Cuperlo al Tg 3 evoca la scissione senza nominarla. Dice che su un tema come la qualità della democrazia “non è in gioco il governo, ma il destino del Pd” e che non è in discussione “il rapporto tra maggioranza e minoranza, ma l’identità del Pd”. In altre epoche una minaccia del genere avrebbe mobilitato il partito e messo alle corde il segretario costringendolo a chiarire, sopire, rassicurare.

E invece Renzi non se ne cura, mentre il vicesegretario Guerini sbriga la pratica con la sufficienza del già visto e già sentito. Poi appare Debora Serracchiani che ha sempre il sorrisetto di chi prende in giro i poveri sinistrati. Stalin disprezzava come “gattini ciechi” i compagni che vagavano senza meta incapaci di comprendere la realtà. La sinistra Pd, nel suo deambulare tra protesta e disciplina, trasmette lo stesso senso di smarrimento.
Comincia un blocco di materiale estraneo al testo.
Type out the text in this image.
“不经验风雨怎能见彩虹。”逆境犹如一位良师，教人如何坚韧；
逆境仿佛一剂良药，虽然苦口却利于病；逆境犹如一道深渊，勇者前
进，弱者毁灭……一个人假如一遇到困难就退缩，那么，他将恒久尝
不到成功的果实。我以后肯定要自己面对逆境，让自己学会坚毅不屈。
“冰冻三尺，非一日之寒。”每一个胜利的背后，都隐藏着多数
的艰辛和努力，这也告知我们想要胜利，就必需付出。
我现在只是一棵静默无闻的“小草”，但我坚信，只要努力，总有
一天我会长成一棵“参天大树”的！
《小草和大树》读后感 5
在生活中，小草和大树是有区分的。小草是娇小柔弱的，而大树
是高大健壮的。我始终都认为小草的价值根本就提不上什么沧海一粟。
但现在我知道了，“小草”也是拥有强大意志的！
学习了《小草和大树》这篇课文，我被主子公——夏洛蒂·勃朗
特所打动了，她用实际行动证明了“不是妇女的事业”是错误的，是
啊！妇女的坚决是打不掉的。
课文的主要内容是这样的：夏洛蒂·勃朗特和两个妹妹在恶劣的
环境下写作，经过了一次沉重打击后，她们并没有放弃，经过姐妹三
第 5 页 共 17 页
Perché se Cuperlo minaccia di andarsene, Bersani non fa che ripetere “Questa è casa mia”, mentre Civati sforna battute salaci: “Per molti della minoranza dem la battaglia da combattere è sempre la prossima”. Ma se anche l’opposizione a Renzi decidesse la scissione, sarebbe per andare dove? Con Vendola e Tsipras? Oppure verso un nuovo partito? E nel caso, visto che i bersaniani sono per la fedeltà alla “ditta”, avremmo una scissione nella scissione? Questo Renzi lo sa talmente bene da non preoccuparsene più. E lo sa anche Cuperlo che infatti, tra allusioni e minacce, la parola proibita evita di pronunciarla.